Addressing reporters after the two-hour meeting, the leaders of the group, the traditional ruler of Amanyanobo Kingdom, King Alfred Diete-Spiff and Mr Edwin Clerk decried the lack of infrastructure, human resource, manpower and welfare of the people years after oil exploration began in the Niger Delta.
They want the government to empower its people through training, open up the economy of the region through adequate investment in infrastructure and cleaning up of oil spills that have affected their farmlands and waters among others.
President Buhari was also asked to pull the army out from the oil hub, order oil firms to move headquarters there and spend more on development to end militancy in the region.
Some Of Their Demands
- Pull the army out from the region
- Order oil firms to move headquarters there
- Oil firms to employ more of its youths
- More funds for the development
- More funds for the amnesty plan for ex fighters
- Empower its people through training
- Adequate investment in infrastructure
- Cleaning up of oil spills
King Diete-Spiff said: “The list also includes the withdrawal of the military in oil producing communities in the region.
“We don’t want the communities militarised”.
They also want firms to move headquarters to the region so unemployed youths – who often work for militants – could get more jobs.
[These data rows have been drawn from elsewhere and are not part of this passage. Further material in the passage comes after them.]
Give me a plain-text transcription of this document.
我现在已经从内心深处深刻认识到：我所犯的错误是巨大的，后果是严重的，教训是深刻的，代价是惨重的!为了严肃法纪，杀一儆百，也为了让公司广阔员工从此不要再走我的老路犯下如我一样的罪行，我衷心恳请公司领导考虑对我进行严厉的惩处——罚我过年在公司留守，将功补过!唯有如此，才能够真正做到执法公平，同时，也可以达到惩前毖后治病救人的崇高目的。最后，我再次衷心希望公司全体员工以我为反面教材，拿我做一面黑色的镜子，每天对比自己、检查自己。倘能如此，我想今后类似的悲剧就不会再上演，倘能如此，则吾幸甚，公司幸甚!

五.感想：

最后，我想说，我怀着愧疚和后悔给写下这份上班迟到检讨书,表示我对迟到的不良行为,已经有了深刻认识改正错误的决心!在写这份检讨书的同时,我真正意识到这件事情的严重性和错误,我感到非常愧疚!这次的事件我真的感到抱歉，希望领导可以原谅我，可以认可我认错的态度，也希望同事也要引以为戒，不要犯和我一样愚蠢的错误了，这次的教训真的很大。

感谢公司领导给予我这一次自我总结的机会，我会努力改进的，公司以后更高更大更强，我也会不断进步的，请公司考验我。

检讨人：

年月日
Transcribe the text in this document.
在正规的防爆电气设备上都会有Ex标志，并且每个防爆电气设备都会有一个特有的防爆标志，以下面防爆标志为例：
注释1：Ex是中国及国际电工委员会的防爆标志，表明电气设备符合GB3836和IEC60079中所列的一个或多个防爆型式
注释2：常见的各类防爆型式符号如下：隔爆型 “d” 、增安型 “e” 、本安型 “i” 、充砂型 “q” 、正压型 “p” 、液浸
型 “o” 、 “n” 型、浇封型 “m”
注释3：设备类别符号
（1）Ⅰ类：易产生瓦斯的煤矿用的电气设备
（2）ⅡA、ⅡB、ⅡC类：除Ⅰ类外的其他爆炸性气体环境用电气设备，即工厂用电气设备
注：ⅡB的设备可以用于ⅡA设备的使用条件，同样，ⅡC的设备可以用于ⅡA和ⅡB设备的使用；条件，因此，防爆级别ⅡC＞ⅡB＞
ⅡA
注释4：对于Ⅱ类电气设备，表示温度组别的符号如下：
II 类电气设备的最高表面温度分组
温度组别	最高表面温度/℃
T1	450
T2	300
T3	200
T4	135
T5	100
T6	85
Foreign firms active in Nigeria are often based in the commercial capital Lagos.
The Niger Delta leaders also asked for more funds for the development and an amnesty plan for ex fighters which Buhari had planned to cut, which has upset the militants.
President Buhari had in May sent in army reinforcements to hunt down militants, a move that stoked anger, triggering more attacks on oil installations in the region, with a demand for more share of the oil revenue.